The report, ‘APS Inc: Undermining public sector capability and performance‘, recommends the abolition of the staffing cap, and for the main form of employment to be direct and permanent, with labour hire only used where it is not possible to engage non-ongoing staff directly.
“While the ASL cap may make the APS appear smaller, it does so at the expense of long-term capability and quality service delivery for Australian communities,” said the report.
It recommends more transparency around the use of labour hire, including more data being collected by agencies, the inclusion of contractors in the APS census, and agencies having to disclose how much they are spending on them.
The report recommends steps to limit the use of consultants, including a cap on the amount agencies can spend on external consultants; strict guidelines for their use; and the establishment of a consulting hub to provide in-house services.
A government consulting hub would also be responsible for monitoring and developing agency level policy capability, assessing and approving all agency requests, and rewriting specifications before contracts are put out for tender.
The report said the overuse of consultants has encouraged a creeping politicisation, and undermined the principle of frank and fearless advise.

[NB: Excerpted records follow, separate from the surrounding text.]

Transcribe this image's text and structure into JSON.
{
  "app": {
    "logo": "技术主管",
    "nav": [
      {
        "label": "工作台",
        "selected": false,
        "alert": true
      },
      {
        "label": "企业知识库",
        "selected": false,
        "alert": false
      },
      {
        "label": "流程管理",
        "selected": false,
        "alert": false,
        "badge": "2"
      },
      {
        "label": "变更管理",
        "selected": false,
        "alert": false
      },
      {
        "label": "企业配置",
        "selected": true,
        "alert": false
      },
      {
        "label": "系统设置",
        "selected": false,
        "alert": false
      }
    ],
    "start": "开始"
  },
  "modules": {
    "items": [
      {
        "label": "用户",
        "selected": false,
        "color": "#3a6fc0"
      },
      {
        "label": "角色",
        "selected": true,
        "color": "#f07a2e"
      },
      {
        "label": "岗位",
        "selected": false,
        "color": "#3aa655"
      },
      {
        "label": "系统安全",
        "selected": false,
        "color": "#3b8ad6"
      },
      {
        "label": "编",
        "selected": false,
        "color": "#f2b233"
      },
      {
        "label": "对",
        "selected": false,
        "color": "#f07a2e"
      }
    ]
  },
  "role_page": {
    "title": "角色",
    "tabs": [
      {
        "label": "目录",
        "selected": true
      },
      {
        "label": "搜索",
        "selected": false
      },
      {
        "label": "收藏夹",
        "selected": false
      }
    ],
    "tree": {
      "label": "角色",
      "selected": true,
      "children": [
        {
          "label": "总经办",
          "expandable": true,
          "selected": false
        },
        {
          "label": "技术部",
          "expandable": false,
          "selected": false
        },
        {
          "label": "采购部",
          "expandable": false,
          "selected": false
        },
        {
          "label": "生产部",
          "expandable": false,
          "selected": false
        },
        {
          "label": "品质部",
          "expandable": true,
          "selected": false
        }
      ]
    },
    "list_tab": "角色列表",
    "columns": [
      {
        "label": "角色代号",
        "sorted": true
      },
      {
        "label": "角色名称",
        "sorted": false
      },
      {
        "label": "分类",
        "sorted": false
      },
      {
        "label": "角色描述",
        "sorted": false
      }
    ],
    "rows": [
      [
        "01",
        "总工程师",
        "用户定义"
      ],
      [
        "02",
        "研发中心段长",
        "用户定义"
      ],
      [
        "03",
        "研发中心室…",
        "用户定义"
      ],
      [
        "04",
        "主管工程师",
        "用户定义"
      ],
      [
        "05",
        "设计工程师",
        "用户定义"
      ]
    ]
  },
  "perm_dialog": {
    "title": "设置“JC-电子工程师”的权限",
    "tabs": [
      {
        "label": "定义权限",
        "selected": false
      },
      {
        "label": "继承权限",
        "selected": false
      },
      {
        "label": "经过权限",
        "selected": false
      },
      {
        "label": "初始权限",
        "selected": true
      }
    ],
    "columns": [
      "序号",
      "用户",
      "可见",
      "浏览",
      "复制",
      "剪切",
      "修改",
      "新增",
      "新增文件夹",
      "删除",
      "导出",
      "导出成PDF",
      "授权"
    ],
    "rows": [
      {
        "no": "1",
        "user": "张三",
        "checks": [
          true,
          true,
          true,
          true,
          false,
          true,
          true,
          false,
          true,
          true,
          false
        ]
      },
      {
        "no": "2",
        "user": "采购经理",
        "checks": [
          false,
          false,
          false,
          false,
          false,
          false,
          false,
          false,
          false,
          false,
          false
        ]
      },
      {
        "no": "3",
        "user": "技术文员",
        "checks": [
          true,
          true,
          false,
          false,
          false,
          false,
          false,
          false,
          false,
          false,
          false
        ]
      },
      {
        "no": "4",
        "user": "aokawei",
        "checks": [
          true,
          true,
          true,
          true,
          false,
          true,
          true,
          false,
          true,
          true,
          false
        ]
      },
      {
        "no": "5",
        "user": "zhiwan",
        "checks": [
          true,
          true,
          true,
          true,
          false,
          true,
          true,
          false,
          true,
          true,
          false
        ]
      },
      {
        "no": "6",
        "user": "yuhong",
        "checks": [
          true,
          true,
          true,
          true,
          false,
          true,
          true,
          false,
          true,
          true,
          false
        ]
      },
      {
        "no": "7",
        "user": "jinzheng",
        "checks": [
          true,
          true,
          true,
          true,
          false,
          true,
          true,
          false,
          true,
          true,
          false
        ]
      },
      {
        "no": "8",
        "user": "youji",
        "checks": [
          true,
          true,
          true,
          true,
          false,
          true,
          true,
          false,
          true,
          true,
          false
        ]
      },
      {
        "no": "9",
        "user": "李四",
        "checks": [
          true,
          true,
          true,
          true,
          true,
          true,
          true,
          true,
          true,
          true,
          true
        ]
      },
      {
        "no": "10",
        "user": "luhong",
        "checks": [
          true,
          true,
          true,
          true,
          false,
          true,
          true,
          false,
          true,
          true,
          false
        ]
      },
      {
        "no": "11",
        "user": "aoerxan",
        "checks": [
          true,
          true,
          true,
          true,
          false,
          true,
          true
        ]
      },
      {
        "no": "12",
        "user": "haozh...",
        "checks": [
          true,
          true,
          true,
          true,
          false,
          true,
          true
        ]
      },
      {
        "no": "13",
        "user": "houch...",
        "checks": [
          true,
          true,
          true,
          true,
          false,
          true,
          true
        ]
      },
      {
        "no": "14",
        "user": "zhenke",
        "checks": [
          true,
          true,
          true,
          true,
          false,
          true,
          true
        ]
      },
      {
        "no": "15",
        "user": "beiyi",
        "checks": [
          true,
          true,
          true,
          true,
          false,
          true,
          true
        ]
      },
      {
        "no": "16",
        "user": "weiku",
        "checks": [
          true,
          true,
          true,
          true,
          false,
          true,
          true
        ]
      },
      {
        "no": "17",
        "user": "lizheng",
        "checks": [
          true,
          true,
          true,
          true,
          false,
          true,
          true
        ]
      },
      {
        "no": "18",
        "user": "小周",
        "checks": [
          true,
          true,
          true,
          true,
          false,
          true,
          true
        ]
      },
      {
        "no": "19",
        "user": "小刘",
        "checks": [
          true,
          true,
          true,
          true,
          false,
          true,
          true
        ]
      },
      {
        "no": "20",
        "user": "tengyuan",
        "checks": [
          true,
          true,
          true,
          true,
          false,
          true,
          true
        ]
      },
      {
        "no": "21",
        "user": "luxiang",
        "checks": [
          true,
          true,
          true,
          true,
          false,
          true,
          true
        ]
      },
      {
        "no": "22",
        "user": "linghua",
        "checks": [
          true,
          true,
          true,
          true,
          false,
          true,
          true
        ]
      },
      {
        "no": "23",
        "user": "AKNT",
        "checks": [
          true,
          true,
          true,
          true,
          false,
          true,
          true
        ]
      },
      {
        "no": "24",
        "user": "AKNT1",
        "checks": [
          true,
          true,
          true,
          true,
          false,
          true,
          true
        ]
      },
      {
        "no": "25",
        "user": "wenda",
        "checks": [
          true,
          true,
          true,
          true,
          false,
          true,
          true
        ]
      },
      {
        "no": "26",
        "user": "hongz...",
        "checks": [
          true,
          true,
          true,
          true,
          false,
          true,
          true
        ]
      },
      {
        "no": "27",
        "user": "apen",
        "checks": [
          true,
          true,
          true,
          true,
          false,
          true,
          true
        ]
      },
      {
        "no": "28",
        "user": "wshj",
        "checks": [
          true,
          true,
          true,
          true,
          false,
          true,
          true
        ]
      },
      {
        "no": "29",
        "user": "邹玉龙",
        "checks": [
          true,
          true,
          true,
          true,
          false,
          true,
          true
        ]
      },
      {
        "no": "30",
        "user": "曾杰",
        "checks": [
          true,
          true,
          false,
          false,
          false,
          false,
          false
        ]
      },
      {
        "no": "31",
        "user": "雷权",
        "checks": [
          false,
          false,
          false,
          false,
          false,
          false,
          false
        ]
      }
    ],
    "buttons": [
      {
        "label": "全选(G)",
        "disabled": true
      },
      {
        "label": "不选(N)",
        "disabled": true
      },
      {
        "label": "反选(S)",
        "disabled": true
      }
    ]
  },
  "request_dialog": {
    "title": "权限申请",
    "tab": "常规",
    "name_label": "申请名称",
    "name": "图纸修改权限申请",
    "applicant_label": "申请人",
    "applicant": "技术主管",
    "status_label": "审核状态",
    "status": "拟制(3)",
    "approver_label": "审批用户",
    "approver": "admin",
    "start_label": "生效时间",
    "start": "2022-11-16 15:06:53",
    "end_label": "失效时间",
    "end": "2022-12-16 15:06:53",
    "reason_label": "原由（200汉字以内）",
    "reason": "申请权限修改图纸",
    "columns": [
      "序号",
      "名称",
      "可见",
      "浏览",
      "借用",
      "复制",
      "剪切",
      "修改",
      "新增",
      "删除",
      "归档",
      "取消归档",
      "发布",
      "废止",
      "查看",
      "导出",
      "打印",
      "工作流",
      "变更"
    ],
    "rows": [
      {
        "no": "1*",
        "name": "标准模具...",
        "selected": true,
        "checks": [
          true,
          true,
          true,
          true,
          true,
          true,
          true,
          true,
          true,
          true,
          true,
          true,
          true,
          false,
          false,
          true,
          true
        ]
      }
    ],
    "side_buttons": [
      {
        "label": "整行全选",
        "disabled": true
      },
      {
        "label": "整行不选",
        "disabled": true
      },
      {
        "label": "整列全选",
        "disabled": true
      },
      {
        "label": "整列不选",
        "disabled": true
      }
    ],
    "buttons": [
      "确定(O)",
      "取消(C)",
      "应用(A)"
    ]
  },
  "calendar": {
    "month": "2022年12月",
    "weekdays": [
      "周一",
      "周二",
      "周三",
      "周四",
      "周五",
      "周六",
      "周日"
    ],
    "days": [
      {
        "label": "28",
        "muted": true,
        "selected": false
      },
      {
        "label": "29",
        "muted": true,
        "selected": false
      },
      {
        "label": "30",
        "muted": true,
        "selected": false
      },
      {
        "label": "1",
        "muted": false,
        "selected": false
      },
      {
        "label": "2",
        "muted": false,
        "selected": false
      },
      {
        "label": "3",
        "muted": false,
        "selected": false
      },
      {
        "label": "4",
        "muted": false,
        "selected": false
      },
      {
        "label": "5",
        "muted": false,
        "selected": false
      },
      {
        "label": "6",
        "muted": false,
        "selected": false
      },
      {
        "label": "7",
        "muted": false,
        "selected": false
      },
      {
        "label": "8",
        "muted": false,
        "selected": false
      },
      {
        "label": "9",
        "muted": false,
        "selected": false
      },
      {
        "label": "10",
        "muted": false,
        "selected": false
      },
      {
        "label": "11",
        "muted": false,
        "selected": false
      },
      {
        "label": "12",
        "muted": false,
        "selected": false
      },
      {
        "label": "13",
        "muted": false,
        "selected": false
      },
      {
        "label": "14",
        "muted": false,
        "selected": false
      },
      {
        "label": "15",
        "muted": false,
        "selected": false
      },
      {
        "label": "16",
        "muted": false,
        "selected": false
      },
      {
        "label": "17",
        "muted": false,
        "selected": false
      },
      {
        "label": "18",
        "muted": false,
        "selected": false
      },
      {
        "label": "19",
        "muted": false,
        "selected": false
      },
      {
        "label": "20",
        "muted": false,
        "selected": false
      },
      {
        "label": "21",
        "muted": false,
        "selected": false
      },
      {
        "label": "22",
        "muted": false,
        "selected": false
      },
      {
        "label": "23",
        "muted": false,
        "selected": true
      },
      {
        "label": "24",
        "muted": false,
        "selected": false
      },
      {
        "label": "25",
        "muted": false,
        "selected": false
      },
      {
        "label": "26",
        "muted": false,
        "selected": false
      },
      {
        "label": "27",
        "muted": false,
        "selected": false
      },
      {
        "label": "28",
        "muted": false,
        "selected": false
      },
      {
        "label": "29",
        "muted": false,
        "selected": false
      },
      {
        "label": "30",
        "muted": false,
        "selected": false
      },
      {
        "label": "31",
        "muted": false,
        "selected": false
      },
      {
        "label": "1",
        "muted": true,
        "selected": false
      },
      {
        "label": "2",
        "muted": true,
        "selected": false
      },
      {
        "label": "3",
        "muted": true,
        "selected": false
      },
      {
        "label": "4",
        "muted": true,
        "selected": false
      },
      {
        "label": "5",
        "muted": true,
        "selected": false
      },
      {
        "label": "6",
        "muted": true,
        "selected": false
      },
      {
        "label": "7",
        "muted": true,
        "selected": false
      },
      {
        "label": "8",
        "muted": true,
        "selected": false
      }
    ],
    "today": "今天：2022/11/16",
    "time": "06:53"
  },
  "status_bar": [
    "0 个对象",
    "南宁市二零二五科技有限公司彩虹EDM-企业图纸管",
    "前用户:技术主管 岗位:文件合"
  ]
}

The report also took aim at pay disparities between departments and agencies, recommending they move towards common core conditions and pay scales for APS-level and executive level employees, as per the Thodey Review.
It welcomed the establishment of the APS Academy to maintain and develop skills, but urged the Australian Public Service Commission to monitor and evaluate its operation and provide public, yearly updates on its achievements.
The committee acknowledged the “extraordinary commitment and resilience” shown by APS employees in dealing with the multiple crises of bushfires, floods and the ongoing COVID-19 pandemic.